К-ов понимал его. После триумфа с Ольгой он тоже воспарил, он был легок и снисходителен, говорил «О’кей» и, как истинный мужчина, считал своим долгом развлечь даму. Сводить ее, например, в театр, и не на галерку, не на балкон, а в партер, на лучшие места, с обязательным и щедрым посещением в антракте буфета. Но деньги! Где деньги взять? Вот когда пожалел он, что нет Стасика рядом. (Стасик далеко был.) «Сколько тебе?» – прохрипел бы он, сунул бы руку в карман – наугад, деньги во всех были – и извлек бы, со звоном рассыпая мелочь, кучу смятых бумажек. Что-что, а деньги дядя делать умел.
Сумел и племянник. Несколько толстых книг увел из читального зала, прямо со стеллажей, к которым его, примерного книгочея и соседа своего, беспрепятственно пускала Тортилова дочь.Книги выбирал новенькие и ходовые: фантастика, приключения – уж в этих-то жанрах будущий реалист разбирался прекрасно. Вырезав библиотечные штампики, продавал из-под полы у букинистического магазина.
Тортилова дочь узнала об этом десятилетие спустя из уст самого преступника. Он уже окончил институт, жил в Москве и издал книжицу небольших повестей, которая попала в руки бывшей соседки. Та написала автору обстоятельное письмо.

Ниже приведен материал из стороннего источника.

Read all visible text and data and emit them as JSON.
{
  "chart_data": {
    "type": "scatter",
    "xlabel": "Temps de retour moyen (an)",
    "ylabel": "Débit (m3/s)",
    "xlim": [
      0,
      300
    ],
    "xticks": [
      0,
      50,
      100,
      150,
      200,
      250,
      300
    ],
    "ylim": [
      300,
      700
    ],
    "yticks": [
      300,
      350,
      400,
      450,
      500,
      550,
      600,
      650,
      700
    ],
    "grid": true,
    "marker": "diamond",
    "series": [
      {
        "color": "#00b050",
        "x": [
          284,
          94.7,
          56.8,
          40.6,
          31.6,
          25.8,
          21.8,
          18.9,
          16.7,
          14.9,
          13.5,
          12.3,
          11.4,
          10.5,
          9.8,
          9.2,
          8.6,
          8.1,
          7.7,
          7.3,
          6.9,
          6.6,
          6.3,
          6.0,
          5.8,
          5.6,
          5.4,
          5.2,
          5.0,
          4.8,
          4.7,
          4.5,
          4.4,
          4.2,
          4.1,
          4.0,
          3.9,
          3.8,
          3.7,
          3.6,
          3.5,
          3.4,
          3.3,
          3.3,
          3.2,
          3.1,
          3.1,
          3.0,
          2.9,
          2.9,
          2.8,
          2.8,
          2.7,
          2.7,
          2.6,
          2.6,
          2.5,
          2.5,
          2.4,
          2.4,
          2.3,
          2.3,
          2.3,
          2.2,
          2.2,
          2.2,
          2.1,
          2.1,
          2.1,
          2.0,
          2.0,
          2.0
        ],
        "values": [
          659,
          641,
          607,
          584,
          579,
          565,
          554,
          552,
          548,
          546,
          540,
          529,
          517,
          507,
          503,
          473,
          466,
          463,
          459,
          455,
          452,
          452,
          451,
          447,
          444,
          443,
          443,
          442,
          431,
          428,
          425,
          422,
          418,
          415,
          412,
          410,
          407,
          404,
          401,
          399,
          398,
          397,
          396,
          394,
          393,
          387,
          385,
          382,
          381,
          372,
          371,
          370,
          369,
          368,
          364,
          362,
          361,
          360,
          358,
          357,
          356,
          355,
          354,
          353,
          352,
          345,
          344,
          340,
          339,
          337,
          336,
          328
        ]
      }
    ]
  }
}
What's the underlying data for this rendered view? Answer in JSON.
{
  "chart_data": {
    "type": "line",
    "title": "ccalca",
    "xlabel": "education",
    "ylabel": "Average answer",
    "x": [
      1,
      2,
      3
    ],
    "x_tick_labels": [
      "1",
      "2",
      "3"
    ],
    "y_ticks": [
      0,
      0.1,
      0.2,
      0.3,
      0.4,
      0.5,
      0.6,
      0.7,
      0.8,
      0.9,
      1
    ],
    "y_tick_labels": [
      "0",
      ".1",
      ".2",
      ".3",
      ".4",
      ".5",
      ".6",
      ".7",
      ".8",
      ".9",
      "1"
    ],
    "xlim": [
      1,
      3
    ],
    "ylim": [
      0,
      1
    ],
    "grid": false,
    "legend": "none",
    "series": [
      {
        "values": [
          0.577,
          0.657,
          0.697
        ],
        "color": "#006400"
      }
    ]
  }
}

Письмо это ошеломило К-ова. Невероятно, но Тортилова дочь уловила в тяжеловесных беллетристических построениях отзвуки той истребительной войны, что затеял с самим собой новоиспеченный столичный житель.
Форменные допросы устраивал он на страницах своих опусов. Вырывал признания, которых с лихвой хватило б для самого страшного приговора… В протоколах этих допросов, хитроумно зашифрованных под повести и рассказы, фигурировали подробности, которые взялись бог весть откуда: в реальной жизни, мог поклясться он, ничего подобного не было. Так, герой не просто казнил пожирательницу голубей, но, заманив ее в сарай, что-то ласково шептал ей, дабы успокоить, гладил даже, причем ладонь (не героя – автора! автора ладонь…) помнила струящуюся под ней шелковистую шерсть. Ну! А Тортилова дочь писала, и он, пробегая глазами ровные, без единой помарки, строчки, слышал ее глуховатый, медленный, как бы стесняющийся голос, – Тортилова дочь писала, что вовсе не кошку казнят здесь, а героя, и не кошку, следовательно, жаль ей, а жаль несчастного мальчонку, у которого такой ад в душе. «Да и наяву ли, – продолжала она, – совершил он это? Не приснилось ли ему?» – «А хоть и приснилось! – восклицал беллетрист в ответном письме. – По-вашему, это меняет суть дела?»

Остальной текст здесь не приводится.